The course trains students from a variety of academic backgrounds to work as statisticians in various sectors including higher education, research institutions, the pharmaceutical industry, central government and national health services. It provides training in the theory and practice of statistics with special reference to clinical trials, epidemiology and clinical or laboratory research.
The PSI Andrew Hewett Prize is founded in memory of Andrew Hewett, an alumnus of the School and awarded by the PSI (Statisticians in the Pharmaceutical Industry) to the best student on the course. Duration: one year full-time or part-time over two years. Modes of study explained.
For the MSc Medical Statistics it is preferred that students should normally have obtained a mathematically-based first degree which includes some statistics. Graduates from other fields who have quantitative skills and some familiarity with statistical ideas may also apply.
Any student who does not meet the minimum entry requirement above but who has relevant professional experience may still be eligible for admission. Qualifications and experience will be assessed from the application.
Undergraduate medical students can take a year out either to pursue related studies or work. The School welcomes applications from medical students wishing to intercalate after their third year of study from any recognised university in the world.
Why intercalate with us?: Reputation: The School has an outstanding international reputation in public health & tropical medicine and is at the forefront of global health research. It is highly rated in a number of world rankings including:
- World’s leading research-focused graduate school (Times Higher Education World Rankings, 2013) - Third in the world for social science and public health (US News Best Global Universities Ranking, 2014) - Second in UK for research impact (Research Exercise Framework 2014) - Top in Europe for impact (Leiden Ranking, 2015)
Highly recognised qualification: possessing a Master's from the School will give you a focused understanding of health and disease, broaden your career prospects and allow you to be immersed in research in a field of your choice.
Valuable skills: you will undertake an independent research project (summer project) in your chosen topic, equipping you with research skills that will distinguish you in a clinical environment. While your medical qualification will give you a breadth of knowledge; undertaking an intercalated degree will allow you to explore your main area of interest in greater depth.
Alumni network: the School has a strong international and diverse alumni community, with more than 20,000 alumni in over 180 countries.

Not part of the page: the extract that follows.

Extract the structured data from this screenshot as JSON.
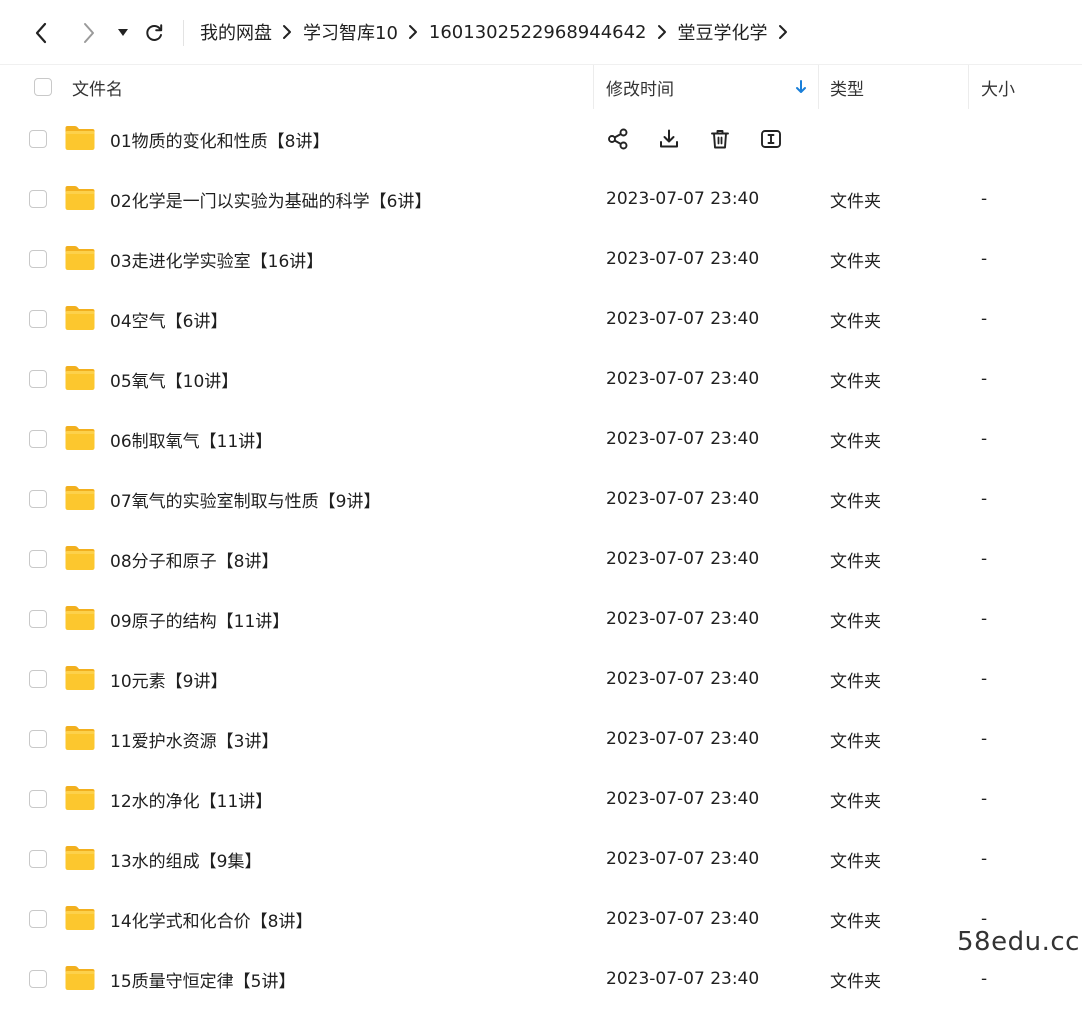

MSc vs. BSc: undertaking an MSc is an excellent opportunity to develop in-depth specialist knowledge in your chosen topic and enhance your skills in scientific research. Postgraduate qualifications are increasingly sought after by clinicians and possessing a Masters qualification can assist you in your future career progression.
By the end of this course students should be able to:
- select appropriate study designs to address questions of medical relevance
- select and apply appropriate statistical techniques for managing common types of medical data
- use various software packages for statistical analysis and data management
- interpret the results of statistical analyses and critically evaluate the use of statistics in the medical literature
- communicate effectively with statisticians and the wider medical community, in writing and orally through presentation of results of statistical analyses
- explore current and anticipated developments in medical statistics
Term 1: All students take five compulsory modules: - Foundations of Medical Statistics - Introduction to Statistical Computing (Stata/SAS/R) - Clinical Trials - Basic Epidemiology - Robust Statistical Methods
Terms 2 and 3: Students take a total of five modules, one from each timetable slot (Slot 1, Slot 2 etc.). The list below shows recommended modules. There are other modules which can only be taken after consultation with the course director.
- Slot 1: Generalised Linear Models (compulsory)
- Slot 2: Statistical Methods in Epidemiology (compulsory)
- Slot 3: Analysis of Hierarchical & Other Dependent Data* Epidemiology of Non-Communicable Diseases Modelling & the Dynamics of Infectious Diseases Social Epidemiology
- Slot 4: Survival Analysis and Bayesian Statistics (compulsory)
During the summer months (July - August), students complete a research project, for submission by early September. This usually consists of analysing a set of data and writing a report, but methodological research can also be undertaken.